Goldman Sachs Says Oil Prices Will Return to Normal in 2022By Peter Appleby | Mon, 07/06/2020 - 17:19
Investment firm Goldman Sachs has published some welcoming news for industry players. According to a research note published at the end of last week, the firm expects oil demand will “fully recover” by 2022, reports CNBC.
Though the expected deadline is still two years away, this notice will help diminish some fears for oil companies that have been experiencing a horrid time during the pandemic. Oil prices fell into negative territory in April for the first time in history and CAPEX cuts and job losses followed. Some analysts have suggested that COVID-19 has brought the point of peak oil forward and that prices are unlikely to ever reach pre-pandemic levels again.
However, Goldman Sachs believes that demand for crude will fall 8 percent in 2020 before recouping 6 percent in 2021. By 2022, prices will return to normal.

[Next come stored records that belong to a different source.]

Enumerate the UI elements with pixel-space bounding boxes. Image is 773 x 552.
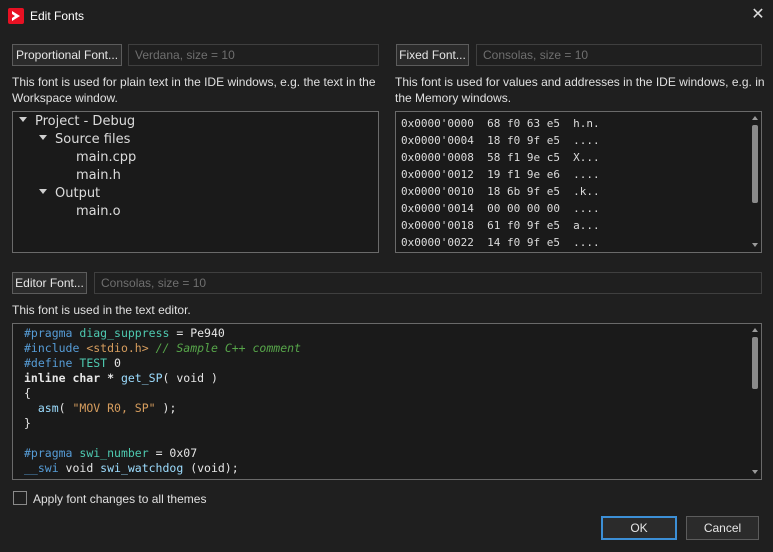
code-line: #include <stdio.h> // Sample C++ comment xyxy=(24,341,301,355)
proportional-font-description: This font is used for plain text in the … xyxy=(12,75,376,105)
memory-preview: 0x0000'0000 68 f0 63 e5 h.n. 0x0000'0004… xyxy=(395,111,762,253)
cancel-button[interactable]: Cancel xyxy=(686,516,759,540)
scroll-down-icon[interactable] xyxy=(752,470,758,474)
memory-row: 0x0000'0022 14 f0 9f e5 .... xyxy=(401,236,600,249)
scroll-down-icon[interactable] xyxy=(752,243,758,247)
chevron-down-icon xyxy=(39,189,47,194)
apply-all-themes-checkbox[interactable] xyxy=(13,491,27,505)
chevron-down-icon xyxy=(39,135,47,140)
tree-item-source-files[interactable]: Source files xyxy=(39,132,130,147)
arrow-app-icon xyxy=(8,8,24,24)
code-line: inline char * get_SP( void ) xyxy=(24,371,218,385)
memory-row: 0x0000'0000 68 f0 63 e5 h.n. xyxy=(401,117,600,130)
window-title: Edit Fonts xyxy=(30,9,85,23)
editor-scrollbar[interactable] xyxy=(751,325,759,478)
tree-item-project[interactable]: Project - Debug xyxy=(19,114,135,129)
tree-item-label: Project - Debug xyxy=(35,114,136,129)
tree-item-label: Output xyxy=(55,186,101,201)
code-line: #define TEST 0 xyxy=(24,356,121,370)
ok-button[interactable]: OK xyxy=(601,516,677,540)
fixed-font-description: This font is used for values and address… xyxy=(395,75,765,105)
apply-all-themes-label[interactable]: Apply font changes to all themes xyxy=(33,491,206,507)
memory-row: 0x0000'0010 18 6b 9f e5 .k.. xyxy=(401,185,600,198)
proportional-font-field: Verdana, size = 10 xyxy=(128,44,379,66)
memory-row: 0x0000'0012 19 f1 9e e6 .... xyxy=(401,168,600,181)
proportional-font-button[interactable]: Proportional Font... xyxy=(12,44,122,66)
code-line: asm( "MOV R0, SP" ); xyxy=(37,401,177,415)
editor-font-field: Consolas, size = 10 xyxy=(94,272,762,294)
fixed-font-field: Consolas, size = 10 xyxy=(476,44,762,66)
memory-row: 0x0000'0018 61 f0 9f e5 a... xyxy=(401,219,600,232)
code-line: __swi void swi_watchdog (void); xyxy=(24,461,239,475)
scroll-up-icon[interactable] xyxy=(752,328,758,332)
editor-font-description: This font is used in the text editor. xyxy=(12,303,191,317)
code-line: } xyxy=(24,416,31,430)
scroll-up-icon[interactable] xyxy=(752,116,758,120)
memory-row: 0x0000'0008 58 f1 9e c5 X... xyxy=(401,151,600,164)
editor-preview: #pragma diag_suppress = Pe940 #include <… xyxy=(12,323,762,480)
editor-font-button[interactable]: Editor Font... xyxy=(12,272,87,294)
code-line: #pragma swi_number = 0x07 xyxy=(24,446,198,460)
code-line: { xyxy=(24,386,31,400)
scrollbar-thumb[interactable] xyxy=(752,125,758,203)
code-line: #pragma diag_suppress = Pe940 xyxy=(24,326,225,340)
memory-row: 0x0000'0014 00 00 00 00 .... xyxy=(401,202,600,215)
memory-row: 0x0000'0004 18 f0 9f e5 .... xyxy=(401,134,600,147)
memory-scrollbar[interactable] xyxy=(751,113,759,251)
scrollbar-thumb[interactable] xyxy=(752,337,758,389)
title-bar xyxy=(0,0,773,32)
tree-item-main-cpp[interactable]: main.cpp xyxy=(76,150,136,165)
tree-item-main-h[interactable]: main.h xyxy=(76,168,121,183)
close-icon[interactable]: ✕ xyxy=(748,5,768,25)
tree-item-label: Source files xyxy=(55,132,131,147)
tree-item-output[interactable]: Output xyxy=(39,186,100,201)
workspace-tree-preview: Project - Debug Source files main.cpp ma… xyxy=(12,111,379,253)
chevron-down-icon xyxy=(19,117,27,122)
tree-item-main-o[interactable]: main.o xyxy=(76,204,121,219)
fixed-font-button[interactable]: Fixed Font... xyxy=(396,44,469,66)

This recovery will be spurred by the return to “normality” as economies recover. Demand will grow as industrial production hits a rhythm and people choose to commute to work in their cars rather than public transport as the fear of catching COVID-19 lingers. However, the bank predicts air travel will remain at depressed figures for longer and that jet fuel’s full recovery will only be achieved by 2023.
Goldman Sach’s 2020 forecast is in tune with that of the International Energy Agency (IEA), which in its June 2020 report said that “oil demand in 2020 is expected to fall by 8.1MMb/d, the largest in history, before recovering by 5.7MMb/d in 2021.” Like the investment bank, the IEA sees “reduced jet and kerosene deliveries” until at least 2022.
Supporting Goldman’s predictions, IEA raised its 2020 demand forecast by 500Mb/d in its June report to 91.7MMb/d average over its previous May report “due to stronger than expected deliveries during COVID-19 lockdown.” This was driven by China’s faster-than-expected recovery and the sharp rise from India, the report states.
At the end of March, the Mexican crude oil basket price stood at US$10.76. By the end of June, after recovering from April’s negative numbers, the basket had reached US$34.28 per barrel. Though this is still some way off the US$58.88 per barrel price on January 3, the return to US$34.28 is an increase of 218.5 percent.
Goldman Sach’s is not the only firm seeing major price increases in the coming years. Recently, JP Morgan Head of Europe, Middle East and Africa Christyan Malek said that due an industry “supercycle,” combined with the demand shortfall that is being created as OPEC+ paired back its production, prices will climb to US$190 in 2025.